You took him in for all the right reasons. However he needs to go back home and with them find some options. Whatever the circumstances it is not okay for them to unload all these issues on you. Just one thing to be careful about MN - the advice is often 'supported living' - but it's just not that easy - we have been wanting supported living for our son and 3 years later it is nearly achieved. True we could make him homeless but God knows where he would end up. Your grandson might have autism but SS do not have a magic wand, capacity, determination or access to housing.

Cihime · 06/10/2025 09:33

I am kinda in the same boat. Except his girlfriend who has verbally abused me dictates how he should treat me. He is 32, my grandson will not leave, further has his girlfriend living in his bedroom. She constantly hides from me because she said she doesn't want to look at me or she will get upset. I have cried myself to sleep often enough. I'm nearly 70 and fed up of his making me feel guilty. I clean, wash and do their dishes. They stay up late waking me up with banging doors , cooking and screaming.
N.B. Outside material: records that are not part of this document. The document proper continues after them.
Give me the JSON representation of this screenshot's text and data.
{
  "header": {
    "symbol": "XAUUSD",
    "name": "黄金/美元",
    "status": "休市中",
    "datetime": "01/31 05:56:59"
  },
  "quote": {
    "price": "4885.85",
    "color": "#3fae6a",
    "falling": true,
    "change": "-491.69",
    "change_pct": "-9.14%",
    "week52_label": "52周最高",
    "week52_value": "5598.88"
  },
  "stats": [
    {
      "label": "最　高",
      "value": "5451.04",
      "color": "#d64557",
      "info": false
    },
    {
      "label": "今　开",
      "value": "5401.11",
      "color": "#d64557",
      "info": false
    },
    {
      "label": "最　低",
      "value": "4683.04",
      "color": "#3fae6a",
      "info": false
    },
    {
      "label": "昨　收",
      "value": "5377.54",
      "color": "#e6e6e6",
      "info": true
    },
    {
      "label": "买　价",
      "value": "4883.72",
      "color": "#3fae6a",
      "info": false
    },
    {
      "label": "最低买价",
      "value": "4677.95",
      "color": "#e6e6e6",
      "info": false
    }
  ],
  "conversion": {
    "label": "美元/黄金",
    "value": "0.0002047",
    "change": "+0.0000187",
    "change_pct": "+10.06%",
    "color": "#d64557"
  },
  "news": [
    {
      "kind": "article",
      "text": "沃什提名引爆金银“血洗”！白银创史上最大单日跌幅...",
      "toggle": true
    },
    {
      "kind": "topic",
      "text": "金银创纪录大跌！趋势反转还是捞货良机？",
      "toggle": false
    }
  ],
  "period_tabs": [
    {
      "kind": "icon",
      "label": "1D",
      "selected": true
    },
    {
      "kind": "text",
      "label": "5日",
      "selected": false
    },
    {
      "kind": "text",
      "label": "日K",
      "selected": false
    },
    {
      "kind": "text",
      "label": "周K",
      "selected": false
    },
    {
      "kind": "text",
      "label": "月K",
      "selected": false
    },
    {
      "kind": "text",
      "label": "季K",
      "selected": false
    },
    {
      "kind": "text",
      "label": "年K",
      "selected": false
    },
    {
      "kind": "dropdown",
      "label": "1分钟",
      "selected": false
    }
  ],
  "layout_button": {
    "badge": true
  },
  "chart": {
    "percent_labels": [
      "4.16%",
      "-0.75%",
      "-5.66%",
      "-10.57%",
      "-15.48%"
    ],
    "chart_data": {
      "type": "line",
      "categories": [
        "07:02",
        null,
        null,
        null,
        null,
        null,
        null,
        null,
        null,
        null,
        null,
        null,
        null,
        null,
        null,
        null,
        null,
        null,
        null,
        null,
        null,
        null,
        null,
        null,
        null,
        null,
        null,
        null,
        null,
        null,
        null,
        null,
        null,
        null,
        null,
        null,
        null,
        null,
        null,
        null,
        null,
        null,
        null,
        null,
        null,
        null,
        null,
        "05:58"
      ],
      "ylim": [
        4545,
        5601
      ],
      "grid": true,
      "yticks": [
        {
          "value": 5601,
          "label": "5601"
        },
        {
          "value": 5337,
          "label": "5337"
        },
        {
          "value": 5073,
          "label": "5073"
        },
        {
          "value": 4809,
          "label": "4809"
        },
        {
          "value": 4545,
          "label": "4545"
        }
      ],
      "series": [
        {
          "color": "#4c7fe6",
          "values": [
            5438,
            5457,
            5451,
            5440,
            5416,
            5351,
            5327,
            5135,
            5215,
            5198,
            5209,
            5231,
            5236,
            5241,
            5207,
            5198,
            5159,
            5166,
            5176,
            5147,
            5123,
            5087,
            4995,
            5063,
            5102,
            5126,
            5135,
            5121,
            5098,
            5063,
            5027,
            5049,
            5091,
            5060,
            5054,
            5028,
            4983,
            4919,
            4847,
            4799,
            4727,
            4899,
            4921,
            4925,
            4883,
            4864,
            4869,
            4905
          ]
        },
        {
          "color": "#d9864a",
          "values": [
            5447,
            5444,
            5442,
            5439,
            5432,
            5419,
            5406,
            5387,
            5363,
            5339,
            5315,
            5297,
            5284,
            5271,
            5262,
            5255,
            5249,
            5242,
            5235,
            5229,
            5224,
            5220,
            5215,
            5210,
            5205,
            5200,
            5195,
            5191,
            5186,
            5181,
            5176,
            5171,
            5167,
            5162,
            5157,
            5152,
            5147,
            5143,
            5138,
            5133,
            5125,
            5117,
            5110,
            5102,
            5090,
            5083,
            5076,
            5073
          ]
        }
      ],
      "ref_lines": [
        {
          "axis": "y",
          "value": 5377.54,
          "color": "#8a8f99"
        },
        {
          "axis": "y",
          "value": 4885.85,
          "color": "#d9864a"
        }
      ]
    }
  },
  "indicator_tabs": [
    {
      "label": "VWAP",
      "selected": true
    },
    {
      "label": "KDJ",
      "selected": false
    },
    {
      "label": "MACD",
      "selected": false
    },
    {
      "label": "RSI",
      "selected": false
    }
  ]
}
So I mention this because it's not an isolated situation for the hundreds, maybe thousands of older women and men who go through similar episodes.The old saying goes, what doesn't kill us makes us stronger. I believe everything happens for a reason and time will sort out these problems. I've learn to push myself to have more gratitude, and by golly it has worked. Time goes quickly find your peace in moments you can grab. Organisations can try to help get this sorted but you still have damaged emotions even after when they finally leave. Mine is still here! Lol. Go with the flow and find a spot to breathe without anyone around. just know, we all care about you and don't want you to suffer. God bless you!